UI Extension tour to highlight creativity of Pocatello area gardeners
By John O’Connell
University of Idaho
Cheryl Lyda can’t wait to share her secrets about budget gardening using reclaimed materials with likeminded souls in her southeast Idaho community.
The 76-year-old is one of many avid Pocatello and Chubbuck area gardeners who will participate Aug. 12 in the inaugural Edible Garden Tour, organized by University of Idaho Extension educator Kathryn Hickok, Bannock County.
Lyda can already see the much-anticipated event in her mind’s eye: She shows her guests the raised beds she made from salvaged fence lumber. The main attraction is the small greenhouse she personally constructed from scrapped wood-framed windows.
Meanwhile, her great-granddaughter, who, as luck would have it, will be visiting that day, serves a platter of muffins made with garden zucchini.
The admission-free UI Extension self-guided tour promises to provide a platform for local gardeners of all skill levels to shine while tour participants glean ideas to hone their own green thumbs.
Participants will receive a map of garden locations, along with descriptions of unique features at each one — such as raising produce in buckets, capturing rainwater for irrigation, creative approaches to composting, co-planting for pest control and pollinator patches to boost production.
Lyda will highlight her talent for minimizing gardening costs.
“Everything in this garden I did not purchase. It’s all salvaged. On the cheap, I’ve been able to provide myself with exercise, getting out in the sun, doing something productive, feeding myself and cutting down on my grocery bill,” Lyda said. “As far as building a greenhouse, if that’s not proof that an old lady can do something, I don’t know what is.”
The tour, scheduled from 9 a.m. to 3 p.m. will also provide a venue for UI Extension to highlight many of its popular, related programs.
Participants will be invited to bring sack lunches to the grounds of Marshall Public Library, 113 S. Garfield Ave., Pocatello, during a lunch break.
Outside of the library, they’ll also get to taste a variety of heirloom tomatoes.
Area Extension educator Ariel Agenbroad will demonstrate how to make a miniature garden inside of a salad bowl. Salad bowl gardens were a hit when Hickok led a recent lesson in building them at the Pocatello-Chubbuck Senior Activity Center.
UI Extension's Idaho Master Gardeners will be on hand to answer technical horticulture questions.
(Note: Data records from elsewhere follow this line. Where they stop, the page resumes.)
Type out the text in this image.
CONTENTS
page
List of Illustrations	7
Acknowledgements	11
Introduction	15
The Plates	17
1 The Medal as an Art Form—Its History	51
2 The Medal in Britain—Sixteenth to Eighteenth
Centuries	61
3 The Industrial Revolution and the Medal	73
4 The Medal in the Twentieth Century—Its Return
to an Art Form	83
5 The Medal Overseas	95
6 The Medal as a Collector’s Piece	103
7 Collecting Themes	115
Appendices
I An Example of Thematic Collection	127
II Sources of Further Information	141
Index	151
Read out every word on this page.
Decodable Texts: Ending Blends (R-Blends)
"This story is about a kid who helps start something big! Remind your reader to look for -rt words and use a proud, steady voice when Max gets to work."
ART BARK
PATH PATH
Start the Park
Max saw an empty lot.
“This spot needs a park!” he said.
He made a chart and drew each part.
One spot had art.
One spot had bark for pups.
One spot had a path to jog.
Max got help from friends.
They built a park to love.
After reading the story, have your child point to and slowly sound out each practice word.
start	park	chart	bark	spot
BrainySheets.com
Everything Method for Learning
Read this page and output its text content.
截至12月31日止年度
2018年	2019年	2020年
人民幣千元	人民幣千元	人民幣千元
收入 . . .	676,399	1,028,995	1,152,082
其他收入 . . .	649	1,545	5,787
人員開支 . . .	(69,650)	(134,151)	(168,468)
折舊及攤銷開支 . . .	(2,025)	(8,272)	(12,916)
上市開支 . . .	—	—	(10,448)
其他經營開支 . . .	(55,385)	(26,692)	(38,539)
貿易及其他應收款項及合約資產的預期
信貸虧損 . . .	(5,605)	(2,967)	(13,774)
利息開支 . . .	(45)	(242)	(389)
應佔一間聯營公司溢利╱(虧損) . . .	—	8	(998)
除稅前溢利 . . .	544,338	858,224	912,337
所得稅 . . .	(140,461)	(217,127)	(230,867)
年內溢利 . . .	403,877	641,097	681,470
Extension canning classes will be promoted, and youth with the Boys and Girls Club of Portneuf Valley who participated in a recent Extension gardening program will present four portable gardens they built.
The portable gardens and the produce they contain will be donated to residents of a local low-income housing complex.
The Idaho State University Botany Club has agreed to host a table during lunch in the park, and the Pocatello Garden Club, which disbanded amid the COVID-19 pandemic, plans to relaunch in conjunction with the tour.
The garden tour also builds upon a residential gleaning project Hickok started last fall, when she invited Bannock County residents to donate excess fruit from trees in their yards.
Area residents donated more than 200 pounds of fruit to the local food pantry. Hickok has received a grant to expand upon the gleaning project this fall and plans to use volunteers to help harvest the excess fruit.
She also plans to invite Master Gardeners to offer pruning tips to help fruit donors improve the productivity and health of their trees.
“We have all of these interests and projects going and the beautiful thing is it’s all linking together,” Hickok said. “It raises awareness about all the programs Extension has. We’re extending our reach in Pocatello by introducing this.”
Hickok has already booked about 15 home produce gardens for the tour and is still accepting applications.
Having moved to Idaho from California a little more than a year ago, Hickok leaned on neighbors for ideas on starting her own garden in a growing zone in which hail, late-season frost and strong winds can emerge from out of the blue to deal plants a blow.
“I want to promote people who may not be experts, but they are figuring it out as they go in this type of an environment,” Hickok said. “Anyone can do it, and this tour will demonstrate that.”